After leaving Canyonlands we drove to Page, Arizona, a booming access point to the Lake Powell/Glen Canyon Recreation Area made from the dam’ed up Colorado River. Page borders part of the 27,000-square-mile Navajo Indian Reservation that’s also in New Mexico and Utah. Arizona does not observe daylight savings time but the Navajo do… so my cell phone was thoroughly confused. G’s eventually changed to AZ time but mine stayed with the Indians.
So we got up superduper early the next morning (me an entire hour early because of the whole time hullaballoo) to go check out the Wire Pass slot canyon. The last 9 miles to the trailhead was on a gravel road that does not see a lot of action. It took us about 40 minutes to drive 9 miles.
Halfway down the road we hit a washout that looked a little precarious to cross.
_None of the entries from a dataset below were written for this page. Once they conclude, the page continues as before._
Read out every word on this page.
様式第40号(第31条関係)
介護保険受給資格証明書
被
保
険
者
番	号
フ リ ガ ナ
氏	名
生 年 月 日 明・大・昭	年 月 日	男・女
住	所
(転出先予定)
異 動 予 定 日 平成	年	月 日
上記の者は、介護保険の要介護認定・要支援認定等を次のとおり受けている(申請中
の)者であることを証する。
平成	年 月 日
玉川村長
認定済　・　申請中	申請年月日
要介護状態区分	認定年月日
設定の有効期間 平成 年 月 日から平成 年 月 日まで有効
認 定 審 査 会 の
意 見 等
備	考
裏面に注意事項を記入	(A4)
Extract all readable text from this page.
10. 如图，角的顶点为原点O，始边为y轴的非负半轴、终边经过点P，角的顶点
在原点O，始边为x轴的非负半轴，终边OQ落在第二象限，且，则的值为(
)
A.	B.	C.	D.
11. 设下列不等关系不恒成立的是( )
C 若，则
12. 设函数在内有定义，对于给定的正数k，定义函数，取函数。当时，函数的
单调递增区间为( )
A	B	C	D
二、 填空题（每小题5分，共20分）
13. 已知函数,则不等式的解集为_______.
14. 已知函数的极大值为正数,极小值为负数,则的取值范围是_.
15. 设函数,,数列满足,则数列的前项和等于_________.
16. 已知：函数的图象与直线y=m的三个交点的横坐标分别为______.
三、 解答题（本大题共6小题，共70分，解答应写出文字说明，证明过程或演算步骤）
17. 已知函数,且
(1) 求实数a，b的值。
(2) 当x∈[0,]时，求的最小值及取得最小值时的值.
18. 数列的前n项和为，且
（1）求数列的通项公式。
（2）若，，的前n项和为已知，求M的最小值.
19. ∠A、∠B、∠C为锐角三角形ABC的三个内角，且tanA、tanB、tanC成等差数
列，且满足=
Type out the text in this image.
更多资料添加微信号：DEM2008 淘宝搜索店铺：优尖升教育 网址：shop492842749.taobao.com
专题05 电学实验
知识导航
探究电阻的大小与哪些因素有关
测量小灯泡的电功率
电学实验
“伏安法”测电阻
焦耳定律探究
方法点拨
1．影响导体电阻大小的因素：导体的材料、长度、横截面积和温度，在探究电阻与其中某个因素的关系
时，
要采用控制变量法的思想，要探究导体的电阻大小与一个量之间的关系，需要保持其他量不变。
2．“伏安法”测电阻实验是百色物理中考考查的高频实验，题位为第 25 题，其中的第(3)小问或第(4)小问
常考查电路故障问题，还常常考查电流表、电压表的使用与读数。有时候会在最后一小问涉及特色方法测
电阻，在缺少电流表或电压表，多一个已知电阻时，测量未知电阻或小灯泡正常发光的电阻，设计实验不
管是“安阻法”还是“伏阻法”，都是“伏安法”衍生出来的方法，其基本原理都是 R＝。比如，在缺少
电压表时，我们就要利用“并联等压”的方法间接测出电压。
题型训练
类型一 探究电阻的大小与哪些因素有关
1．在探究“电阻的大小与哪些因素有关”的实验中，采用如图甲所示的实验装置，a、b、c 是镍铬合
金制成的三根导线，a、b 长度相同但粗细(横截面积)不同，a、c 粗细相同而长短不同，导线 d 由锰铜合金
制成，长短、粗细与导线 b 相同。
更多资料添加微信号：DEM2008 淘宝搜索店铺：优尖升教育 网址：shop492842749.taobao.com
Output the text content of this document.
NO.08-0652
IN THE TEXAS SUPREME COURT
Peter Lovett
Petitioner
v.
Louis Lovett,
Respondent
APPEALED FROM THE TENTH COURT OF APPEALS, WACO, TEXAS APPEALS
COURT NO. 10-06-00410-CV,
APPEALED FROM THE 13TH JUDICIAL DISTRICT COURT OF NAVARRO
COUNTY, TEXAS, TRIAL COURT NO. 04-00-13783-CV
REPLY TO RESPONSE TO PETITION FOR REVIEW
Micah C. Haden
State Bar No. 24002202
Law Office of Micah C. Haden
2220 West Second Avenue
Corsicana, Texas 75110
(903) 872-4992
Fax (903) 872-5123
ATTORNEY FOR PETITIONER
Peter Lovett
Who in the world would help us if we got stuck?!? There were no people for miles and miles and miles. So G got out to stare at the mud hole, stare at the car, stare at the mud hole, stare at the car (this would become a theme of the day) and we ultimately risked it and came out smooth as butta on the other side. Success!
After a mile on foot we reached the entrance to the canyon… one simple turn and you are suddenly underground in this crevice you would never know existed from up top. We hiked in a little and came to a pretty high drop off made from a giant boulder wedged in the slot. Sure we could jump down… but how would we get back UP?? We stared at the drop. We stared at each other. We stared at the drop. We stared at each other. G jumped, then I jumped and we continued on. I was shaking scared again – jelly legs like my first downhill mountain biking run. But… success!
A little further in we came to a huge puddle with – obviously – no way around because we were galavanting in a maybe 3-foot wide space. We stared at the puddle. We stared at our shoes. We stared at the puddle. We stared at our shoes. So we ditched the shoes and waded through. People pay lots of money for mud skin treatments… success!
Right about then we heard someone coming in from behind us. A lone guy bounces in (how is HE gonna get back up the boulder??) asks us for directions to The Wave (dude you missed a turn back at sagebrush #4), then thanks us and bounces back out. Strange.
We trekked in a little further and came to a much much much larger drop, one we are sure we can’t get back up. We stared ahead into the canyon. We pouted. We stared into the canyon. We pouted. We begrudgingly deducted we had reached the end of our journey… only thru-hikers who don’t have to worry about the return trip could explore more. The canyon ultimately dumps out to another connecting trail after a mile underground. But we needed to go back to the car.
PS. I had to get on G’s shoulders to get back up the boulder drop. Then I had to lean over and essentially pull him up. There wasn’t anything to grip onto. We think climbing ropes must be a necessary accessory for slot canyon blazing.